Religion, Violence, and the “Higher Questions”

When my kids were younger, I would often take refuge from the delights of dragging unwilling toddlers through a shopping mall by camping out for a few minutes at one of those play structures full of the little balls and slides and assorted other diversions. One day, I decided to strike up a conversation with an older man who was there with his grandchild. He had a thick accent. “Where are you originally from?” I asked him. “Well, it was called ‘Yugoslavia,’” he said. “Now it’s ‘Slovenia.’ It’s a beautiful place, but we had to leave when all of the fighting started.” I paused.  I was curious to hear more of his story, but unsure how deep to probe. Then, out of the blue, the man said, “you know, if you look at pretty much any part of the world where there’s fighting, the main problem is always religion.”


I was a little surprised.  You don’t often hear someone speak in such strong terms about such a potentially loaded topic with complete strangers.  Despite the fact that I was just finishing off a thesis on atheism and religion where the question of religiously fuelled violence loomed very large indeed, I wasn’t quite sure how to respond. After all, for this man, the issue of religion and violence was not a theoretical one. He was tragically familiar with a situation where religion was at least perceived to be a major factor in fomenting hostility, and leading to massive suffering and dislocation. Who was I to presume to contradict him on the topic of religion’s role in violence?

Even though I didn’t initially say anything, my expression must have given me away because he looked at me and said, “You don’t agree?” Well, now there was no hiding from it. No more seeking shelter in words left unsaid, no more possibility of casually steering the discussion in another direction.

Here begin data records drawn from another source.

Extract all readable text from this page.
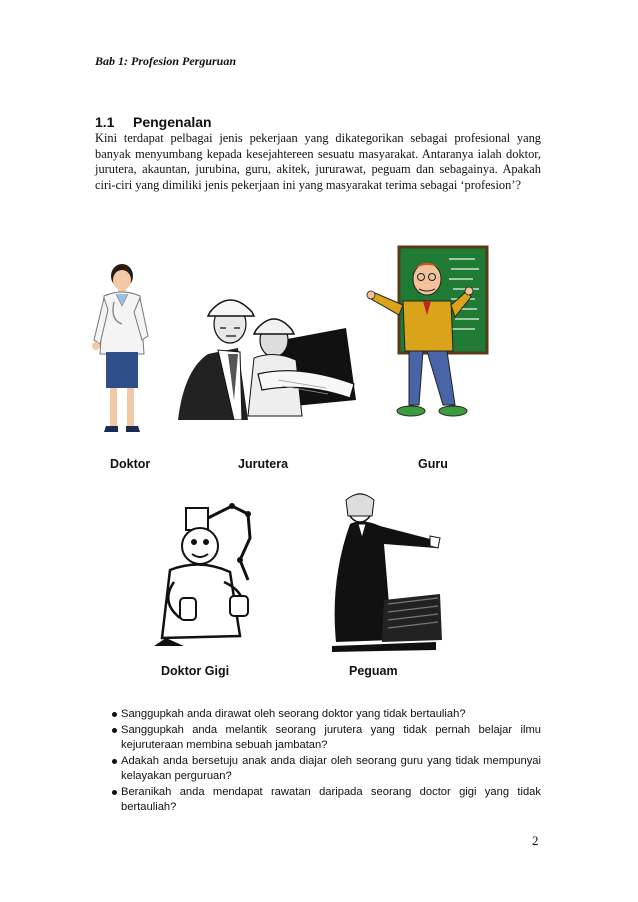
Bab 1: Profesion Perguruan
1.1 Pengenalan

Kini terdapat pelbagai jenis pekerjaan yang dikategorikan sebagai profesional yang banyak menyumbang kepada kesejahtereen sesuatu masyarakat. Antaranya ialah doktor, jurutera, akauntan, jurubina, guru, akitek, jururawat, peguam dan sebagainya. Apakah ciri-ciri yang dimiliki jenis pekerjaan ini yang masyarakat terima sebagai ‘profesion’?

Doktor	Jurutera	Guru
Doktor Gigi	Peguam
Sanggupkah anda dirawat oleh seorang doktor yang tidak bertauliah?
Sanggupkah anda melantik seorang jurutera yang tidak pernah belajar ilmu kejuruteraan membina sebuah jambatan?
Adakah anda bersetuju anak anda diajar oleh seorang guru yang tidak mempunyai kelayakan perguruan?
Beranikah anda mendapat rawatan daripada seorang doctor gigi yang tidak bertauliah?
2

I had been asked a direct question and a direct response seemed obligatory.  “No,” I said, “I don’t agree.” I told him that I thought that while religion could be a causal agent in some conflict, more often it performed the task of what sociologist David Martin has called “mediation”—it “mediates” or “transcendentalizes” other forms of social differentiation (ethnicity, for example) providing a kind of spiritual veneer to legitimize what is, at root, a complicated combination of social, political, economic, and racial differences.  I talked about how “religion” can, and often does, serve as a shorthand device, a handy tag with which to label and limit the complex set of causal factors that lead to violence, and how despite the fact that many of the loudest voices in our culture point to a strong—even necessary—connection between religion and violence, I simply don’t believe that all of our problems would be solved if we could just find a way to eliminate religion.

I braced myself for the response, but there was none forthcoming. He nodded a bit, but seemed uninterested in talking about the matter further. So we left it at that. The conversation moved to other, less divisive topics.  “What you do for a living?” he asked me.  “I’m finishing off a graduate degree,” I said. “Oh yeah, what are you studying?” my new Slovenian friend asked. “Theology,” I replied. Again, I steeled myself for the inevitable negative response.  Few things shut a conversation down faster, in some circles, than the discovery that I am one of those strange creatures who is (still!) interested in God!  But instead, he said, “ Theology?!  That’s great! You know, I spend a lot of time reading and studying about astronomy.  I find the ‘higher’ questions about life to be just fascinating.”  “The higher questions” and “religion” were, apparently, two very different things in this man’s mind. “Religion” was to be avoided, but the “higher questions” were something to which he attached great value and importance.   And maybe that’s OK. If “religious” equals dogmatic and rigid certainty about the shape our collective life ought to take and a willingness to resort to violence to promote/defend this, then I suppose I’m not very “religious” either.

After the man had talked about his astronomy for a while, he concluded “You know it really is amazing, the world that Almighty God has made. It’s a miracle, really.”  “Yes,” I replied.  “It really is.”